At one point in the five-day meet, which marked the party's 70th anniversary, it seemed as though the historical baggage the CPI carries would bring it to its knees, if not take it under. Hanging over the gathering was the fact that the party had registered a sharp decline in membership since the 15th congress three years ago. And as greying leaders made half-hearted attempts to rouse a largely geriatric audience, even the much-vaunted tradition of self-criticism in communist circles sounded ominously like nails being driven into the coffin.
Yet the leviathan did show a last burst of speed. But did it breast the tape? Well, some of the important decisions taken by the 16th party congress would seem to suggest that at least the realisation that it was a now-or-never situation had struck root:
- The party reverted to a three-tier central leadership.
- The post of deputy general secretary was revived and the 'organisation man', A.B. Bardhan, nominated to it. Indrajit Gupta was asked to continue as general secretary.
- A sizeable number of fresh and comparatively young faces were inducted into various decision-making bodies, 33 in the National Council and seven in the National Executive.
- It was made mandatory for all party members holding elected posts (at all levels) and the leadership to declare their assets every three years.
"I have absolutely no problem in admitting that the ideal is a principled merger of the CPI and CPI(M).

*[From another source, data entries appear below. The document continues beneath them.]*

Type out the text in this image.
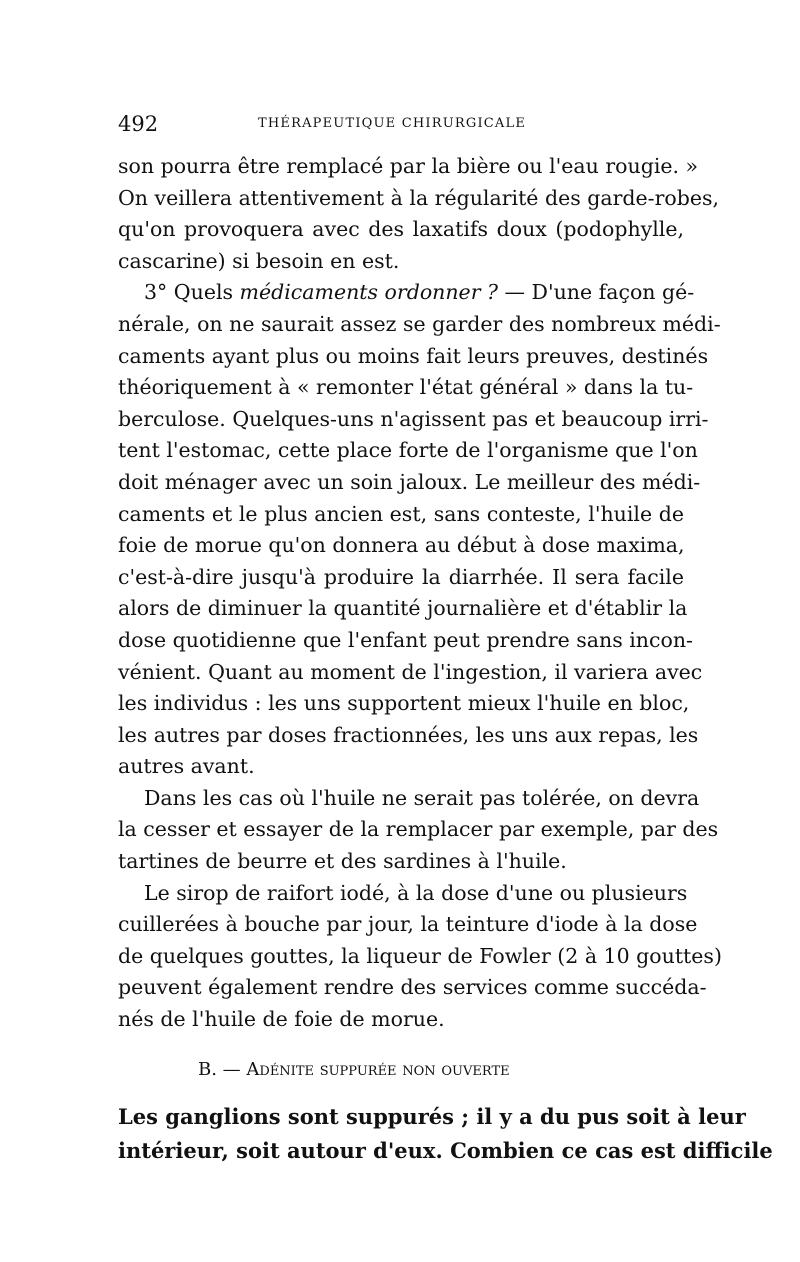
492	THÉRAPEUTIQUE CHIRURGICALE
son pourra être remplacé par la bière ou l'eau rougie. »
On veillera attentivement à la régularité des garde-robes,
qu'on provoquera avec des laxatifs doux (podophylle,
cascarine) si besoin en est.
3° Quels médicaments ordonner ? — D'une façon gé-
nérale, on ne saurait assez se garder des nombreux médi-
caments ayant plus ou moins fait leurs preuves, destinés
théoriquement à « remonter l'état général » dans la tu-
berculose. Quelques-uns n'agissent pas et beaucoup irri-
tent l'estomac, cette place forte de l'organisme que l'on
doit ménager avec un soin jaloux. Le meilleur des médi-
caments et le plus ancien est, sans conteste, l'huile de
foie de morue qu'on donnera au début à dose maxima,
c'est-à-dire jusqu'à produire la diarrhée. Il sera facile
alors de diminuer la quantité journalière et d'établir la
dose quotidienne que l'enfant peut prendre sans incon-
vénient. Quant au moment de l'ingestion, il variera avec
les individus : les uns supportent mieux l'huile en bloc,
les autres par doses fractionnées, les uns aux repas, les
autres avant.
Dans les cas où l'huile ne serait pas tolérée, on devra
la cesser et essayer de la remplacer par exemple, par des
tartines de beurre et des sardines à l'huile.
Le sirop de raifort iodé, à la dose d'une ou plusieurs
cuillerées à bouche par jour, la teinture d'iode à la dose
de quelques gouttes, la liqueur de Fowler (2 à 10 gouttes)
peuvent également rendre des services comme succéda-
nés de l'huile de foie de morue.
B. — Adénite suppurée non ouverte
Les ganglions sont suppurés ; il y a du pus soit à leur
intérieur, soit autour d'eux. Combien ce cas est difficile
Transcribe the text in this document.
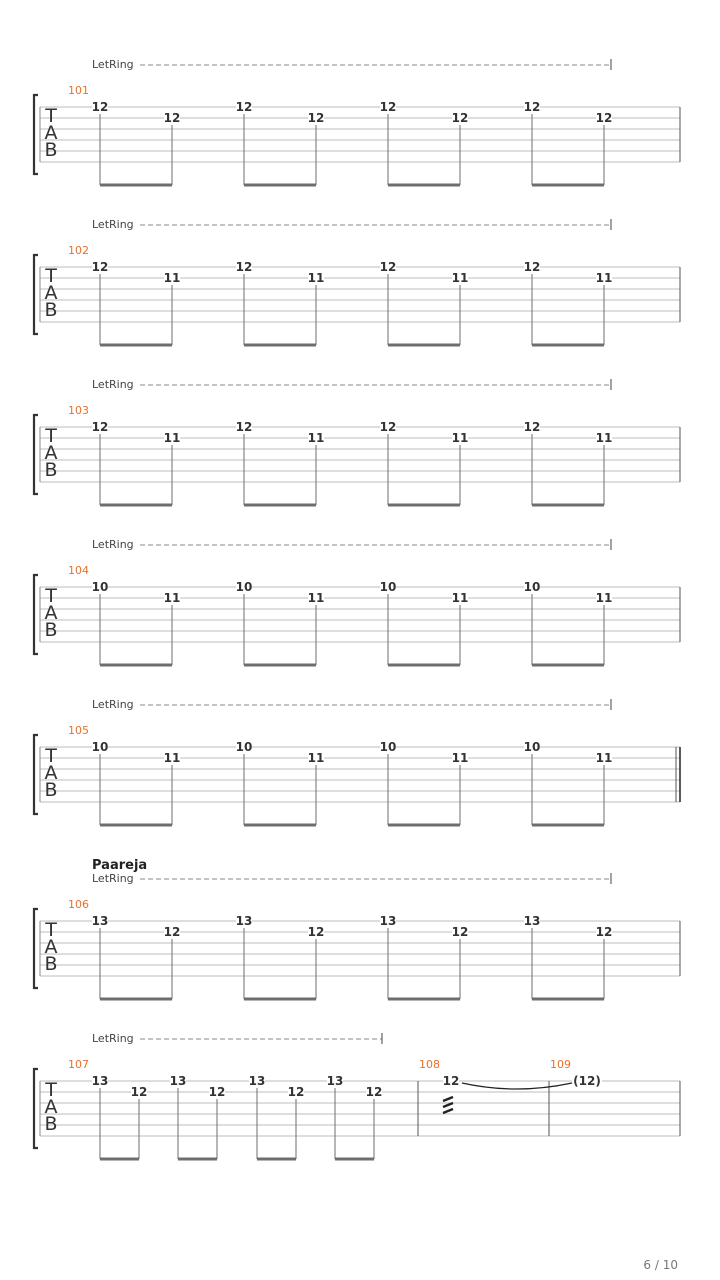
LetRing
T
A
B
101
12
12
12
12
12
12
12
12
LetRing
T
A
B
102
12
11
12
11
12
11
12
11
LetRing
T
A
B
103
12
11
12
11
12
11
12
11
LetRing
T
A
B
104
10
11
10
11
10
11
10
11
LetRing
T
A
B
105
10
11
10
11
10
11
10
11
Paareja
LetRing
T
A
B
106
13
12
13
12
13
12
13
12
LetRing
T
A
B
107	108	109
13
12
13
12
13
12
13
12
12	(12)
6 / 10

But then I realise that we have functioned as two distinct parties for over 30 years and we are unlikely to reunite in the near future," said Bardhan. A safe enough statement at first glance, but notable for the absence of any attempt to imply that the CPI(M) is against the idea of Left unity that had been the normal practice till now. A similar 'soft' approach is also discernible in Bardhan's attitude towards West Bengal's industrial policy though he toes the party line that the CPI(M) erred in not taking Left Front partners into confidence.
According to party sources, the CPI is likely to use this commitment to Left unity in its attempt to emerge as the umbrella communist party before engaging in any serious parleys with the CPI(M) on the merger issue.
While another likely upshot of Bardhan's induction will be greater coordination with the National Front, organisational matters will probably take up most of his time. A concerted drive to increase party membership is the need of the hour. Says party Secretary A.K. Anjaan: "Students, once the mainstay of the party, have been keeping away." For example, in Lucknow the CPI's student wing, the AISF, had a strength of over 20,000 between 1979 and 1985 but has now been reduced to about 3,000. In this regard, plans are being drawn up by the CPI to augment its traditional agenda by including environment related concerns to attract students.
Drives to increase membership in rural areas (rural workers and poor peasants constitute about 55 per cent of the CPI membership of over 4.5 lakh) and improve the procedure for recording membership data are also in the pipeline. On the agenda are mass movements on issues which affect the small farmer, like rising prices and patents on seeds and fertiliser.
Bardhan, who pushed hard for the mandatory declaration of assets by elected party members, says the issue of corruption was raised at the congress because "we are not immune to this trend Another trend that the CPI has to watch out for is internal bickering. With general elections round the corner, party sources believe that while leaders like Indrajit Gupta and Chaturanan Mishra will pull out all the stops to prevent the BJP from coming to power, Bardhan will oppose any move to support the Congress, even if only to keep the BJP out.
Says a senior party leader: "The danger is that the power struggle in the CPI may negate any good that has come out of the party congress." But whether the CPI has done enough to avoid the Marxist endgame of "one step forward and two steps backwards" is anybody's guess.